In Afghanistan, however, the UN reports that since the fall of the 
Taliban, opium is a staggering 51 per cent of GDP, rendering it 
impossible for the central government in Kabul to impose any 
effective control on the country outside the capital. That is despite 
the assistance of Nato's 19,000-strong force there. Far from cleaning 
up the scourge of cheap heroin on Britain's streets, as Blair 
promised in 2001, the intervention in Afghanistan has become an 
epicentre of organised crime, insurgency and terrorism that nourishes 
all manner of organisations, from the Turkish smack cartels, through 
the despotic leaders of Turkmenistan and Uzbekistan, and on above all 
to al-Qaeda, whose prime source of income is the Afghan opium trade. 
Perhaps Bush is right in his presumptuous claim that the war on 
terror will be the defining struggle of the new century: it could 
hand history's most powerful military coalition an epoch-defining defeat.

[Sidebar]

When The Empire Relied On Opium

By Sam Alexandroni

Britain has not always seen its mission as eliminating drug 
trafficking: it was once a major player, pushing narcotics on foreign 
markets through force of arms and raking in millions each year from 
drug smuggling.

British merchants made huge sums running opium into China in the 19th 
century by giving cash advances to farmers in rural India to 
cultivate poppies. For Britain, it was the only way to balance the 
books. Shipments of silk and tea bought from China had to be paid for 
in silver bullion, because China did not want Britain's manufactured 
goods. Opium was the only product in demand and by the 1830s Britain 
was flooding the Chinese market with 1,400 tons of it each year.

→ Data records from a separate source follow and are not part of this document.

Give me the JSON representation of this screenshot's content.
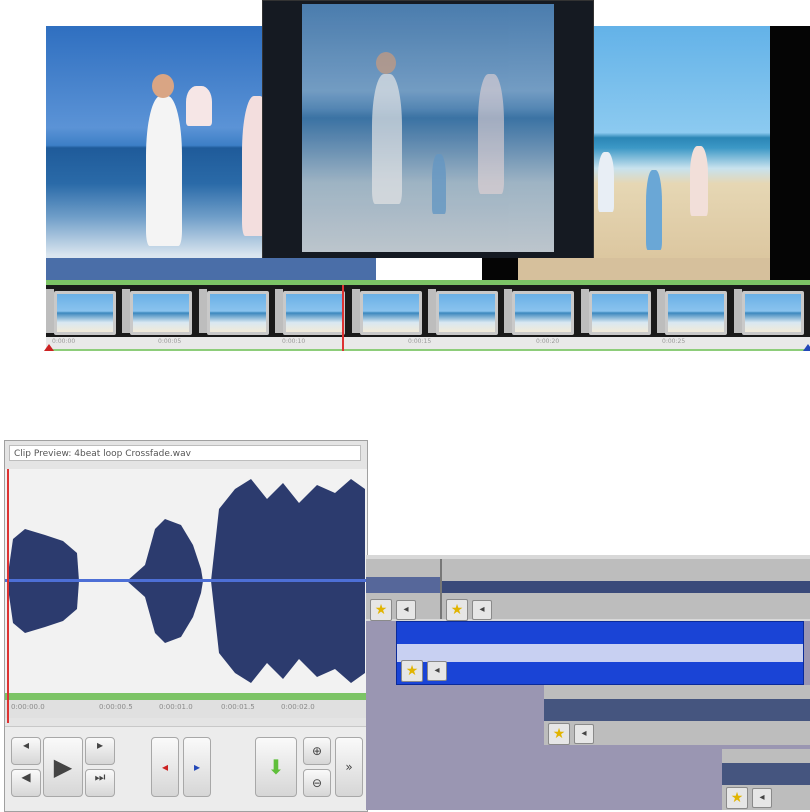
{
  "clip_preview": {
    "title": "Clip Preview: 4beat loop Crossfade.wav",
    "ruler_ticks": [
      "0:00:00.0",
      "0:00:00.5",
      "0:00:01.0",
      "0:00:01.5",
      "0:00:02.0"
    ]
  },
  "filmstrip": {
    "ruler_ticks": [
      "0:00:00",
      "0:00:05",
      "0:00:10",
      "0:00:15",
      "0:00:20",
      "0:00:25"
    ]
  },
  "controls": {
    "play_icon": "play-icon",
    "rewind_icon": "skip-back-icon",
    "forward_icon": "skip-forward-icon",
    "to_start_icon": "to-start-icon",
    "to_end_icon": "to-end-icon",
    "mark_in_icon": "mark-in-icon",
    "mark_out_icon": "mark-out-icon",
    "add_icon": "down-arrow-icon",
    "zoom_in_icon": "zoom-in-icon",
    "zoom_out_icon": "zoom-out-icon",
    "expand_icon": "expand-arrow-icon"
  },
  "tracks": {
    "fx_icon": "star-effect-icon",
    "volume_icon": "volume-icon"
  },
  "colors": {
    "waveform": "#2c3b6e",
    "selected_clip": "#1a44d6",
    "timeline_green": "#7cc466",
    "playhead": "#dd3333"
  }
}
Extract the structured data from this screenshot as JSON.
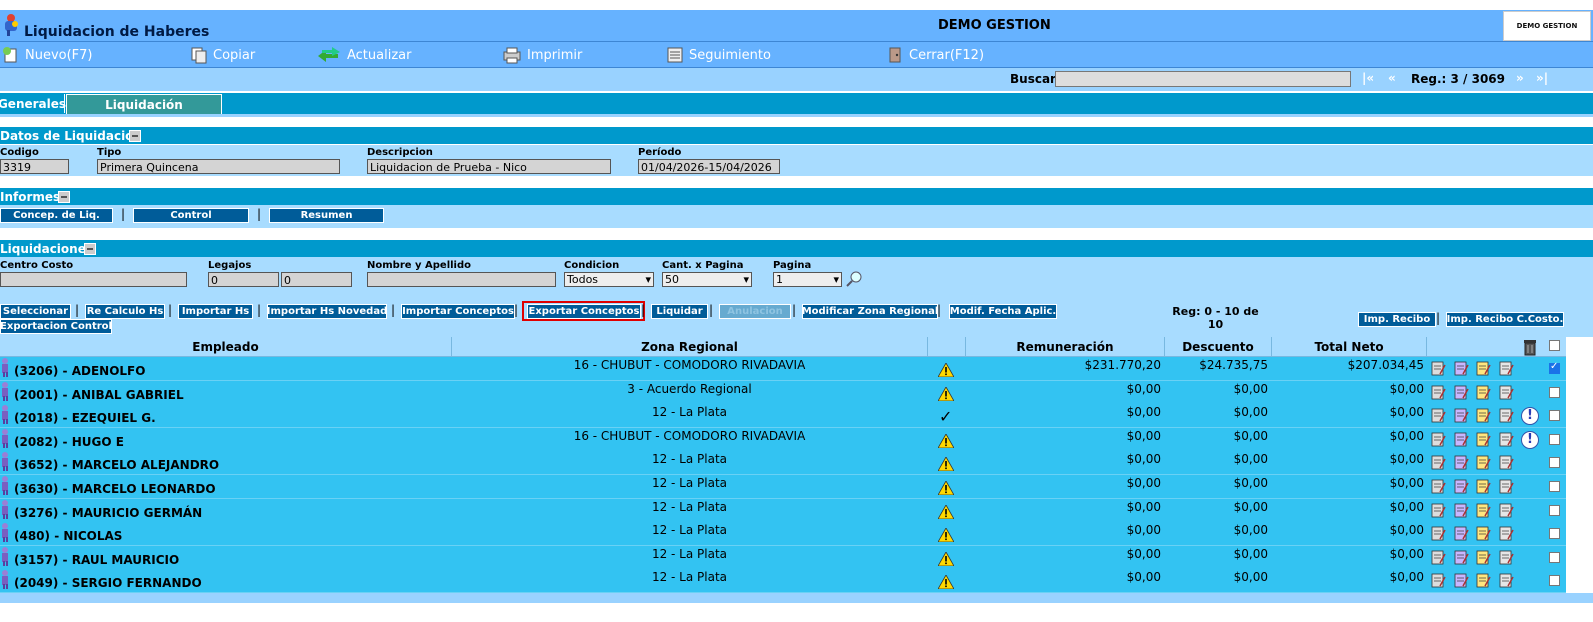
{
  "window": {
    "title": "Liquidacion de Haberes",
    "company": "DEMO GESTION",
    "brand": "DEMO GESTION"
  },
  "toolbar": {
    "nuevo": "Nuevo(F7)",
    "copiar": "Copiar",
    "actualizar": "Actualizar",
    "imprimir": "Imprimir",
    "seguimiento": "Seguimiento",
    "cerrar": "Cerrar(F12)"
  },
  "search": {
    "label": "Buscar",
    "value": "",
    "first": "|«",
    "prev": "«",
    "reg": "Reg.: 3 / 3069",
    "next": "»",
    "last": "»|"
  },
  "tabs": [
    "Generales",
    "Liquidación"
  ],
  "datos": {
    "title": "Datos de Liquidacion",
    "codigo_label": "Codigo",
    "codigo": "3319",
    "tipo_label": "Tipo",
    "tipo": "Primera Quincena",
    "descripcion_label": "Descripcion",
    "descripcion": "Liquidacion de Prueba - Nico",
    "periodo_label": "Período",
    "periodo": "01/04/2026-15/04/2026"
  },
  "informes": {
    "title": "Informes",
    "buttons": [
      "Concep. de Liq.",
      "Control",
      "Resumen"
    ]
  },
  "liquidaciones": {
    "title": "Liquidaciones",
    "centro_costo_label": "Centro Costo",
    "centro_costo": "",
    "legajos_label": "Legajos",
    "legajo_desde": "0",
    "legajo_hasta": "0",
    "nombre_label": "Nombre y Apellido",
    "nombre": "",
    "condicion_label": "Condicion",
    "condicion": "Todos",
    "cant_label": "Cant. x Pagina",
    "cant": "50",
    "pagina_label": "Pagina",
    "pagina": "1"
  },
  "actions": {
    "seleccionar": "Seleccionar",
    "recalculo": "Re Calculo Hs",
    "importar_hs": "Importar Hs",
    "importar_novedad": "Importar Hs Novedad",
    "importar_conceptos": "Importar Conceptos",
    "exportar_conceptos": "Exportar Conceptos",
    "liquidar": "Liquidar",
    "anular": "Anulacion",
    "modificar_zona": "Modificar Zona Regional",
    "modif_fecha": "Modif. Fecha Aplic.",
    "exportacion_control": "Exportacion Control",
    "reg_info": "Reg: 0 - 10 de 10",
    "imp_recibo": "Imp. Recibo",
    "imp_recibo_ccosto": "Imp. Recibo C.Costo."
  },
  "table": {
    "headers": {
      "empleado": "Empleado",
      "zona": "Zona Regional",
      "remuneracion": "Remuneración",
      "descuento": "Descuento",
      "neto": "Total Neto"
    },
    "rows": [
      {
        "empleado": "(3206) - ADENOLFO",
        "zona": "16 - CHUBUT - COMODORO RIVADAVIA",
        "status": "warning",
        "rem": "$231.770,20",
        "desc": "$24.735,75",
        "neto": "$207.034,45",
        "alert": false,
        "checked": true
      },
      {
        "empleado": "(2001) - ANIBAL GABRIEL",
        "zona": "3 - Acuerdo Regional",
        "status": "warning",
        "rem": "$0,00",
        "desc": "$0,00",
        "neto": "$0,00",
        "alert": false,
        "checked": false
      },
      {
        "empleado": "(2018) - EZEQUIEL G.",
        "zona": "12 - La Plata",
        "status": "ok",
        "rem": "$0,00",
        "desc": "$0,00",
        "neto": "$0,00",
        "alert": true,
        "checked": false
      },
      {
        "empleado": "(2082) - HUGO E",
        "zona": "16 - CHUBUT - COMODORO RIVADAVIA",
        "status": "warning",
        "rem": "$0,00",
        "desc": "$0,00",
        "neto": "$0,00",
        "alert": true,
        "checked": false
      },
      {
        "empleado": "(3652) - MARCELO ALEJANDRO",
        "zona": "12 - La Plata",
        "status": "warning",
        "rem": "$0,00",
        "desc": "$0,00",
        "neto": "$0,00",
        "alert": false,
        "checked": false
      },
      {
        "empleado": "(3630) - MARCELO LEONARDO",
        "zona": "12 - La Plata",
        "status": "warning",
        "rem": "$0,00",
        "desc": "$0,00",
        "neto": "$0,00",
        "alert": false,
        "checked": false
      },
      {
        "empleado": "(3276) - MAURICIO GERMÁN",
        "zona": "12 - La Plata",
        "status": "warning",
        "rem": "$0,00",
        "desc": "$0,00",
        "neto": "$0,00",
        "alert": false,
        "checked": false
      },
      {
        "empleado": "(480) - NICOLAS",
        "zona": "12 - La Plata",
        "status": "warning",
        "rem": "$0,00",
        "desc": "$0,00",
        "neto": "$0,00",
        "alert": false,
        "checked": false
      },
      {
        "empleado": "(3157) - RAUL MAURICIO",
        "zona": "12 - La Plata",
        "status": "warning",
        "rem": "$0,00",
        "desc": "$0,00",
        "neto": "$0,00",
        "alert": false,
        "checked": false
      },
      {
        "empleado": "(2049) - SERGIO FERNANDO",
        "zona": "12 - La Plata",
        "status": "warning",
        "rem": "$0,00",
        "desc": "$0,00",
        "neto": "$0,00",
        "alert": false,
        "checked": false
      }
    ]
  }
}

The imperial capital in Peking was a long way from the main port of 
Canton in the south. Corrupt Chinese officials, many of whom were 
drug addicts, protected the smuggling operation in return for 
kickbacks. Outraged, the Chinese emperor ignored the advice of some 
mandarins to control opium through legalisation, and called for a 
crackdown. Opium dens were closed, known dealers arrested and those 
found guilty publicly executed. Foreign merchants were forced to 
surrender their stocks of opium and the drug was dissolved and run 
off into the ocean. In a few months during 1839, £3m worth of Crown 
property was destroyed.

The British response was swift. In 1840, heavy gunships bombarded 
coastal towns and captured Canton. Outgunned and humiliated, the 
Chinese sued for peace, reluctantly accepting the 1842 Treaty of 
Nanking, which ceded Hong Kong to the British.

The peace was short-lived, and in 1856 a minor incident triggered the 
second opium war. As one-sided as the first, it led to the Treaty of 
Tientsin in 1858. Opium was legalised and, in the years that 
followed, consumption soared, some estimates placing the rate of 
addiction among the Chinese as high as 10 per cent.